Both services are quite fast, but I give the edge to Nord. The fastest Nord server I encountered had a download bandwidth of 70.22 Mbps, only a little below my normal (unprotected) speed. But I found that server speeds varied considerably, and the average speed was just 22.75 Mbps. So you may have to try a few servers before you find one you’re happy with.
TorGuard’s download speeds were faster than NordVPN on average (27.57 Mbps). But the fastest server I could find could download at only 41.27 Mbps, which is fast enough for most purposes, but significantly slower than Nord’s fastest.
But they’re my experiences testing the services from Australia, and you’re likely to get different results from other parts of the world. If a fast download speed is important to you, I recommend trying both services and running your own speed tests.
Winner: NordVPN. Both services have acceptable download speeds for most purposes, and I found TorGuard a little faster on average.

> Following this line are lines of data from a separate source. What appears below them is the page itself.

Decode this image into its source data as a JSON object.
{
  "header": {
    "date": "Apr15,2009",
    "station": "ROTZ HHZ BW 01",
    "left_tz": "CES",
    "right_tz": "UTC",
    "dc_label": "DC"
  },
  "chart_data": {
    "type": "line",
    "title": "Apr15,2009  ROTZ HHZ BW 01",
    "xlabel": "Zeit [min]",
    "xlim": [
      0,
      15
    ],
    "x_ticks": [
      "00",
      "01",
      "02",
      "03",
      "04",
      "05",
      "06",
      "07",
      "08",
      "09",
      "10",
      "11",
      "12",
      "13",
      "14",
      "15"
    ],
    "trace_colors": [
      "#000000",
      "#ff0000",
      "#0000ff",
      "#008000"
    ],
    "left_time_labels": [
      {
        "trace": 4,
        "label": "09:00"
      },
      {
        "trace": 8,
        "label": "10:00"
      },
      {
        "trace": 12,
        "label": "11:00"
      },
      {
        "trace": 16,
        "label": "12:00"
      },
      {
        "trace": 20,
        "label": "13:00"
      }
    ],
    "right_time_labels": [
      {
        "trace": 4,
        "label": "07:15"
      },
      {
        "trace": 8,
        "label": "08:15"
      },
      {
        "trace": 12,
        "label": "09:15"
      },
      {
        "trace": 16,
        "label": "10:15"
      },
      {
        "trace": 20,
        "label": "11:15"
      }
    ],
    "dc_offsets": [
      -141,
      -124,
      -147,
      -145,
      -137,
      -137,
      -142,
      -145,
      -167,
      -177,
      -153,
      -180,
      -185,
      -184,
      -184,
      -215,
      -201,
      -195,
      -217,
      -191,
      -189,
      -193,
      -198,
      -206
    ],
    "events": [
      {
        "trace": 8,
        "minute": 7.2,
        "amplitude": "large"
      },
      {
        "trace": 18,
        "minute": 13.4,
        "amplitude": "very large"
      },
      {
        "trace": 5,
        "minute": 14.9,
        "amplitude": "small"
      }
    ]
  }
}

But I was able to find significantly faster servers with Nord.
6. Pricing & Value
VPN subscriptions generally have relatively expensive monthly plans, and significant discounts if you pay well in advance. That’s the case with both of these services.
NordVPN is one of the least expensive VPN services you’ll find. A monthly subscription is $11.95, and this is discounted to $6.99 a month if you pay yearly. There are larger discounts when paying even further in advance: the 2-year plan costs just $3.99/month, and the 3-year plan a very affordable $2.99/month.
TORGuard is similar, starting at just $9.99/month, with the cheapest subscription being $4.17/month when you pay two years in advance. That’s not much more than Nord.
Unless you need to access streaming services, when you’ll need to pay extra for a dedicated streaming IP address as well. Paying two years in advance, the combined subscription comes to $182.47, which works out at $7.60/month, more than double Nord’s cheapest rate.
The Final Verdict
Tech-savvy networking geeks will be well-served by TorGuard. The app places all the settings at your fingertips so you can more easily customize your VPN experience, balancing speed with security. The service’s basic price is quite affordable, and you get to choose which optional extras you’re willing to pay for.
For everyone else, I recommend NordVPN. Its three-year subscription price is one of the cheapest rates on the market—the second and third years are surprisingly inexpensive. The service offers the best Netflix connectivity of any VPN I tested (read the full review here), and some very fast servers (though you may have to try a few before you find one). I highly recommend it.
Both services offer a good range of features, excellent privacy policies, and advanced security options. If you’re still not sure which to choose, take them for a test drive. Both companies stand behind their service with a money-back guarantee (30 days for Nord, 7 days for TorGuard). Evaluate each app, run your own speed tests, and explore how configurable each service is. See for yourself which one best meets your needs.